Chiang Kai-shek, as Sun’s effective successor after the latter’s death in 1925, continued the Nationalist Party’s mission. Writing in China’s Destiny, he declared: ‘Thus the opportunity for the recovery of the nation and the hope of the rebirth of the state are now presented to the citizens of the entire country.’12 Chiang was also keen to address what he called the country’s ‘moral deterioration’. The splendid legacy of a long, continuous civilized history had been degraded by the impact of outsiders in modern times. But Chinese people took ultimate responsibility for this. Foreigners had exploited weaknesses which were already present:

The [foreign] concessions were not only the source of drugs, but were havens for prostitutes, gamblers, thieves, and bandits. When economic conditions in the interior were poor, the people migrated to the cities. But it was difficult to find employment and they were therefore forced to sell their sons and daughters and fell into the evil habits of prostitution. Thus, during the past hundred years, beautiful and prosperous cities became hells of misery and chaos.13

In this account, Chinese people had thus betrayed their own history and their identity and moral values.

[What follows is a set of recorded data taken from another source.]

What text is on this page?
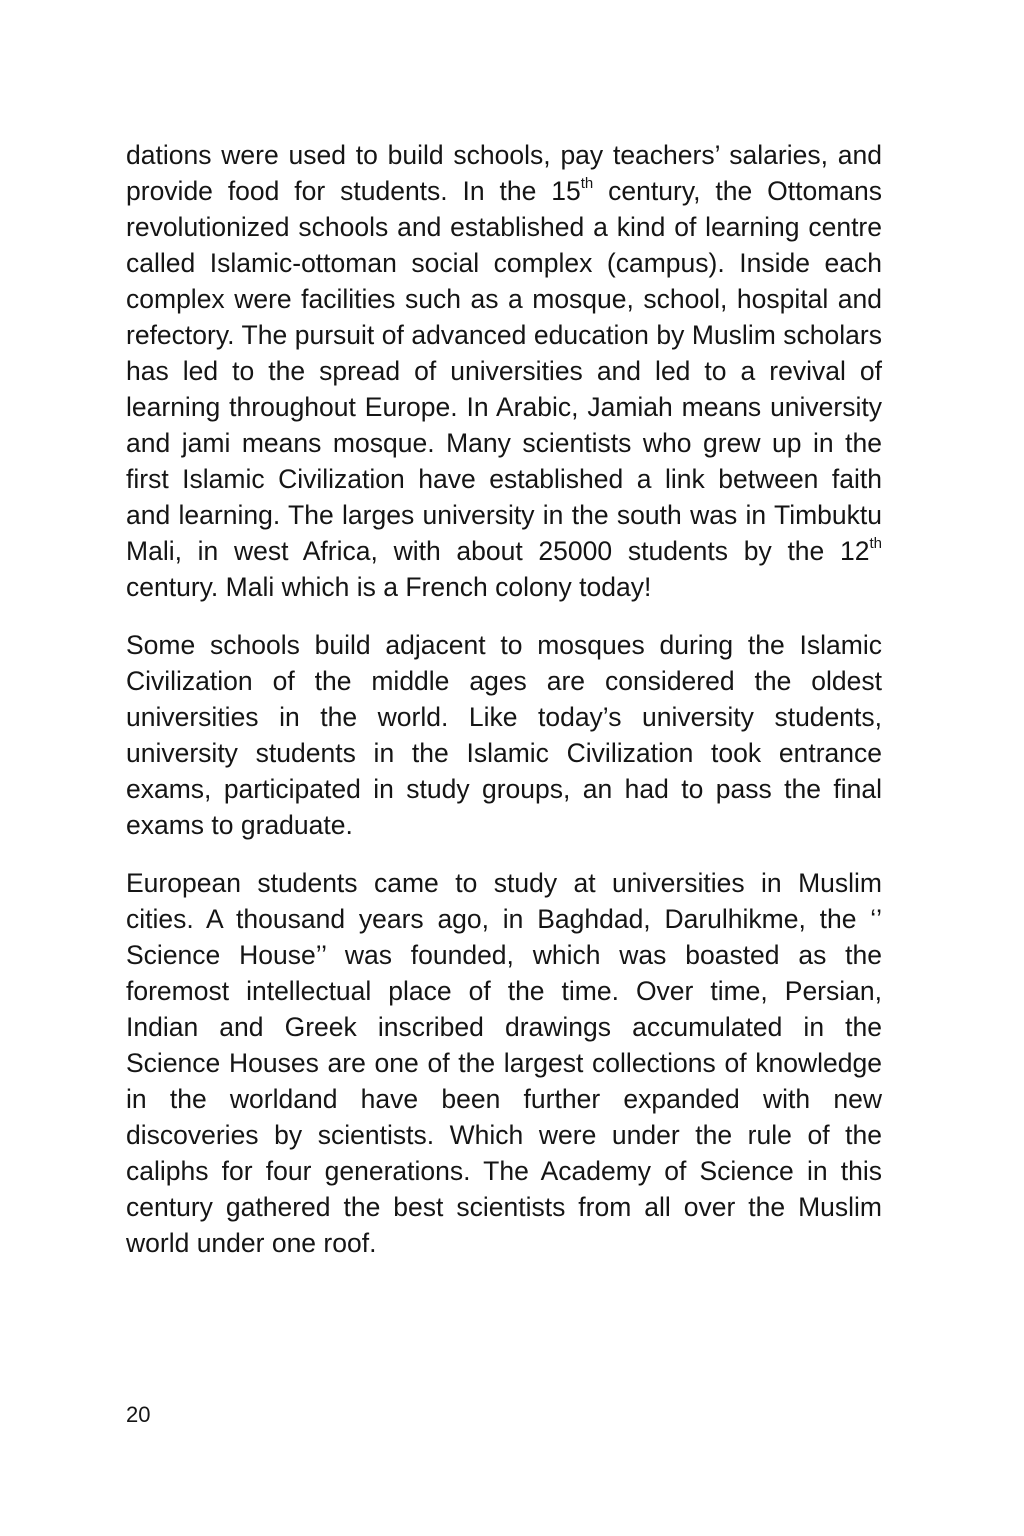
dations were used to build schools, pay teachers’ salaries, and provide food for students. In the 15th century, the Ottomans revolutionized schools and established a kind of learning centre called Islamic-ottoman social complex (campus). Inside each complex were facilities such as a mosque, school, hospital and refectory. The pursuit of advanced education by Muslim scholars has led to the spread of universities and led to a revival of learning throughout Europe. In Arabic, Jamiah means university and jami means mosque. Many scientists who grew up in the first Islamic Civilization have established a link between faith and learning. The larges university in the south was in Timbuktu Mali, in west Africa, with about 25000 students by the 12th century. Mali which is a French colony today!

Some schools build adjacent to mosques during the Islamic Civilization of the middle ages are considered the oldest universities in the world. Like today’s university students, university students in the Islamic Civilization took entrance exams, participated in study groups, an had to pass the final exams to graduate.

European students came to study at universities in Muslim cities. A thousand years ago, in Baghdad, Darulhikme, the ‘’ Science House’’ was founded, which was boasted as the foremost intellectual place of the time. Over time, Persian, Indian and Greek inscribed drawings accumulated in the Science Houses are one of the largest collections of knowledge in the worldand have been further expanded with new discoveries by scientists. Which were under the rule of the caliphs for four generations. The Academy of Science in this century gathered the best scientists from all over the Muslim world under one roof.

20
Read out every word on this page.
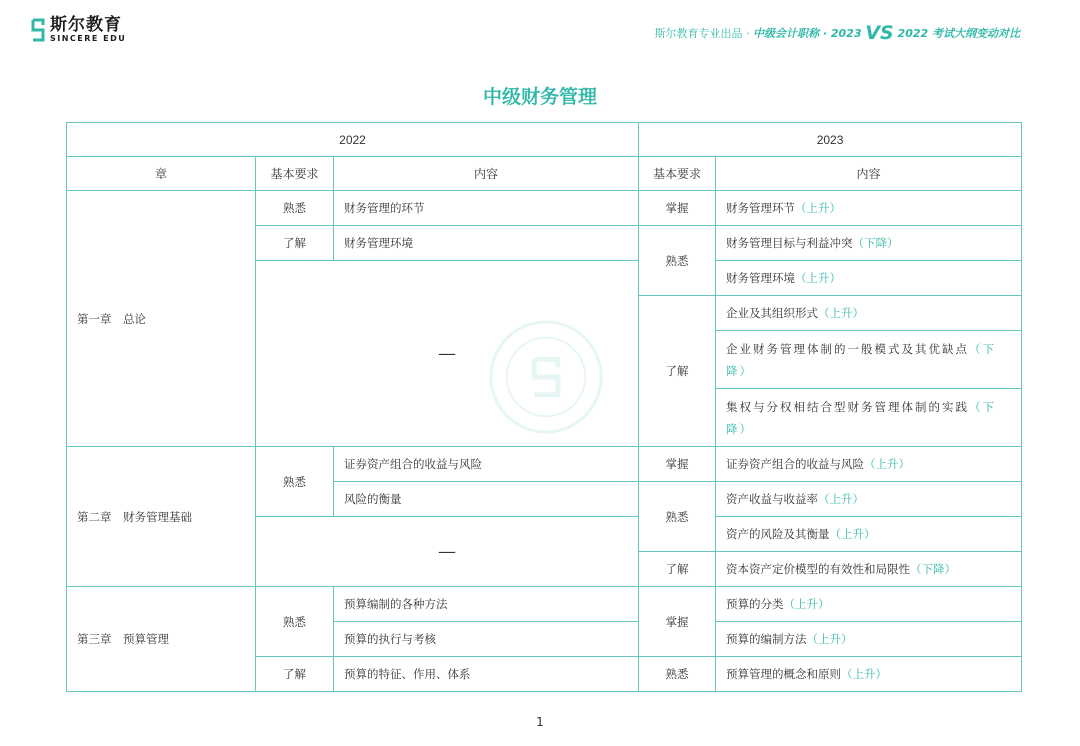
斯尔教育
SINCERE EDU	斯尔教育专业出品 · 中级会计职称 · 2023 VS 2022 考试大纲变动对比
中级财务管理
2022			2023	
章	基本要求	内容	基本要求	内容
第一章　总论	熟悉	财务管理的环节	掌握	财务管理环节（上升）
	了解	财务管理环境	熟悉	财务管理目标与利益冲突（下降）
	—			财务管理环境（上升）
			了解	企业及其组织形式（上升）
				企业财务管理体制的一般模式及其优缺点（下降）
				集权与分权相结合型财务管理体制的实践（下降）

第二章　财务管理基础	熟悉	证券资产组合的收益与风险	掌握	证券资产组合的收益与风险（上升）
		风险的衡量	熟悉	资产收益与收益率（上升）
	—			资产的风险及其衡量（上升）
			了解	资本资产定价模型的有效性和局限性（下降）
第三章　预算管理	熟悉	预算编制的各种方法	掌握	预算的分类（上升）
		预算的执行与考核		预算的编制方法（上升）
	了解	预算的特征、作用、体系	熟悉	预算管理的概念和原则（上升）
1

Chiang’s commitment to nationalism chimed with that of Communist leader Mao Zedong, though their diagnosis of their country’s problems and how to solve them radically differed. Mao had adopted a sinified Marxist-Leninist analysis of why the country was in such poor shape after the collapse of the Qing, and how it would get out of this. Despite being from a similar background to Chiang, as the son of a reasonably well-off landlord, Mao set himself against the Confucian traditions of order and hierarchy that Chiang seemed to embrace. For Mao, these were the problem, not the solution. Marxist dialectics gave him the tools to analyse Chinese history as a story not of moral decline and victimization by foreigners, but instead of the clash between different classes internally, and the rising influence of powerful capitalist forces, many of them coming from outside actors like companies or governments. This was history with a scientific rationale, with a structure that was determined and predictable. The feudalist past was now moving towards a socialist, utopian outcome. As Mao wrote in 1939: ‘The extreme poverty and backwardness of the peasants resulting from ruthless landlord exploitation and oppression is the basic reason why Chinese society remained at the same stage of socio-economic development for several thousands of years.’14 He continued: ‘The purpose of the Chinese revolution at the present stage is to change the existing colonial, semi-colonial and semi-feudal state of society, i.e. to strive for the completion of a new democratic revolution.’15 Mao’s China had a destiny, but in contrast to Chiang’s vision, it was one that would be fulfilled through socialism and class struggle, not the spiritual nationalist recommitment to Confucian ethics sponsored by the Nationalist government’s ‘New Culture’ movement of the 1930s.